Perfume and the future
I was indifferent to the perfume for a long time: first because of the young age, then because of the insensitivity to odors. Perfumery seemed to me overkill, and the consultants in the stores, pushing paper strips into each other with the words "Listen to our new fragrance", were incredibly annoying. First, why “listen” when scents smell? Secondly, I didn’t know how to react to them correctly: I never knew how to pretend, and I didn’t have the strength to explain each one to me.
When I began to be interested in fashion, I realized that fragrance is also a component of the image, like makeup and accessories. You can change every day, but you can faithfully wear the same thing for years. I wanted to supplement my image with a single perfume that would start associating with me in everyone with whom I communicate a lot. I chose according to the description, because I remembered that I used to like fresh, spicy and woody smells, and the floral and sweet ones, on the contrary, were not mine.
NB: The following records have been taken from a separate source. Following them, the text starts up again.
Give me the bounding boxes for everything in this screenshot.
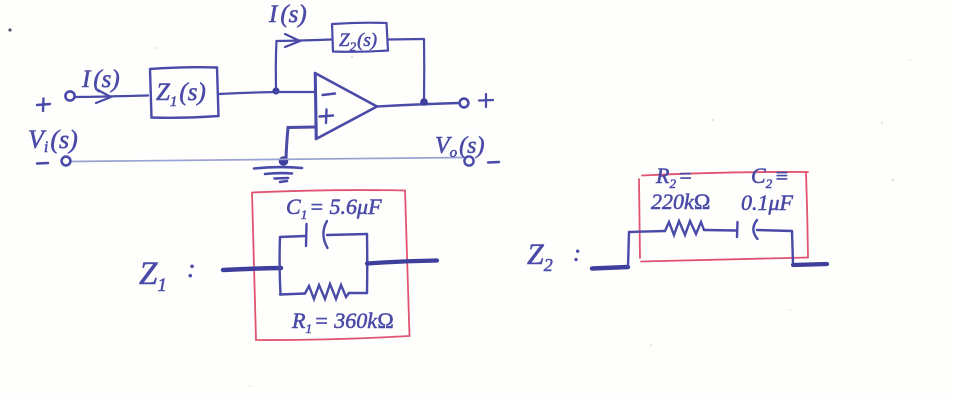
impedance block Z2(s): [332, 23, 388, 52]
svg-text:I(s): I(s): [268, 1, 307, 28]
op-amp U1 triangle: [315, 73, 377, 139]
wire: Z1 left lead: [223, 268, 281, 270]
wire: input to Z1 with current arrow: [76, 89, 149, 103]
svg-text:I(s): I(s): [81, 66, 120, 93]
op-amp inverting (-) mark: [323, 94, 336, 96]
wire: Z1 parallel left vertical: [278, 237, 281, 295]
wire: feedback riser up from node: [275, 41, 278, 88]
node: bottom-right - polarity mark: [488, 161, 499, 164]
impedance block Z1(s): [150, 67, 219, 118]
node: output + polarity mark: [479, 94, 493, 107]
resistor R2: [629, 221, 736, 235]
wire: Z1 right lead: [367, 261, 437, 264]
node dot: output junction: [420, 98, 428, 106]
op-amp non-inverting (+) mark: [320, 110, 334, 124]
node dot: inverting input junction: [272, 87, 279, 94]
wire: feedback drop to output node: [423, 39, 425, 101]
ground symbol: [254, 167, 302, 182]
wire: Z2 left lead: [592, 267, 628, 269]
wire: Z2 right lead: [793, 264, 827, 265]
wire: bottom return rail: [71, 158, 463, 162]
svg-text:Vo(s): Vo(s): [435, 133, 485, 161]
node: bottom-left terminal circle: [62, 157, 71, 166]
svg-text:Z2(s): Z2(s): [339, 30, 377, 54]
svg-text::: :: [573, 241, 581, 267]
stray pen dot top-left: [8, 28, 11, 31]
svg-text:Vi(s): Vi(s): [28, 125, 78, 156]
node: input + terminal polarity mark: [37, 99, 50, 112]
node dot: ground junction: [279, 156, 289, 166]
wire: feedback top run with arrow to Z2: [277, 34, 332, 47]
node: output terminal circle: [460, 99, 469, 108]
faint paper speckles: [39, 47, 911, 387]
svg-text:C1= 5.6μF: C1= 5.6μF: [286, 194, 382, 222]
wire: op-amp output: [377, 103, 459, 107]
wire: non-inverting input to ground: [286, 127, 315, 159]
svg-text::: :: [187, 254, 196, 283]
wire: node to op-amp inverting input: [276, 91, 314, 93]
node: bottom-right terminal circle: [464, 156, 473, 165]
capacitor C2: [737, 220, 792, 239]
node: input terminal circle: [65, 91, 74, 100]
svg-text:0.1μF: 0.1μF: [741, 190, 794, 215]
capacitor C1 (top branch): [280, 221, 367, 248]
wire: Z1 parallel right vertical: [366, 234, 369, 293]
node: bottom-left - polarity mark: [37, 162, 48, 165]
wire: Z2 left riser: [628, 232, 629, 267]
wire: Z2 right drop: [792, 231, 793, 264]
red annotation box around Z1 detail: [252, 190, 410, 340]
svg-text:Z1(s): Z1(s): [156, 79, 206, 110]
wire: Z1 to inverting node: [219, 92, 276, 94]
wire: Z2 to output drop: [388, 38, 424, 41]
red annotation box around Z2 detail: [639, 172, 808, 262]
svg-text:220kΩ: 220kΩ: [651, 189, 711, 214]
resistor R1 (bottom branch): [280, 284, 367, 299]
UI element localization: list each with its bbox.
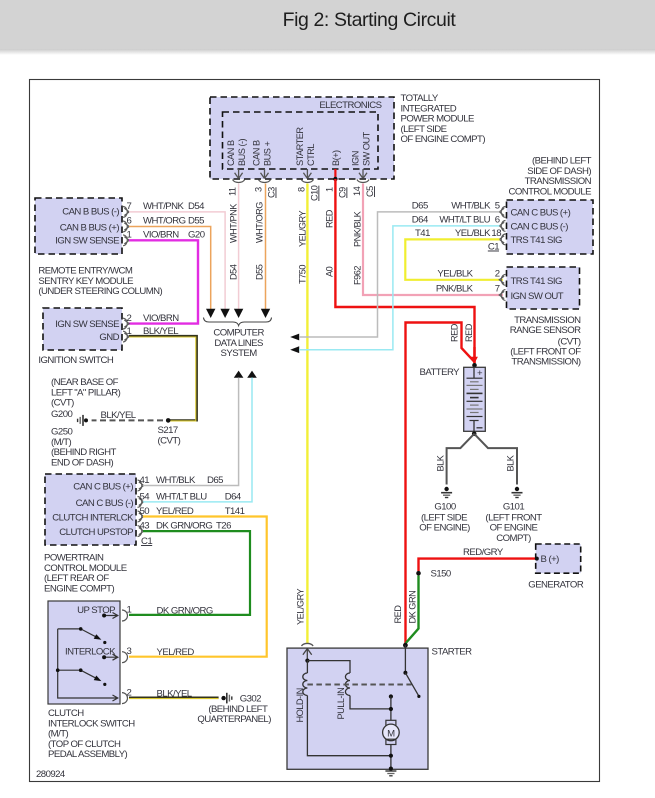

Judging by the reaction of others, I guessed the aroma that matched me almost from the first attempt.
Surprisingly, it was the choice of perfume that shifted the matter from a dead end: I began to occasionally distinguish certain parts of the smells. Olfactory world ceased to be a vacuum for me, but became rather a white sheet, on which you can sometimes see small strokes. This suggests that perhaps that doctor was right and the sensations are simply blocked by consciousness. Then I have a hope to completely “recover” - only you have to go, not to Laura, but to a competent psychotherapist.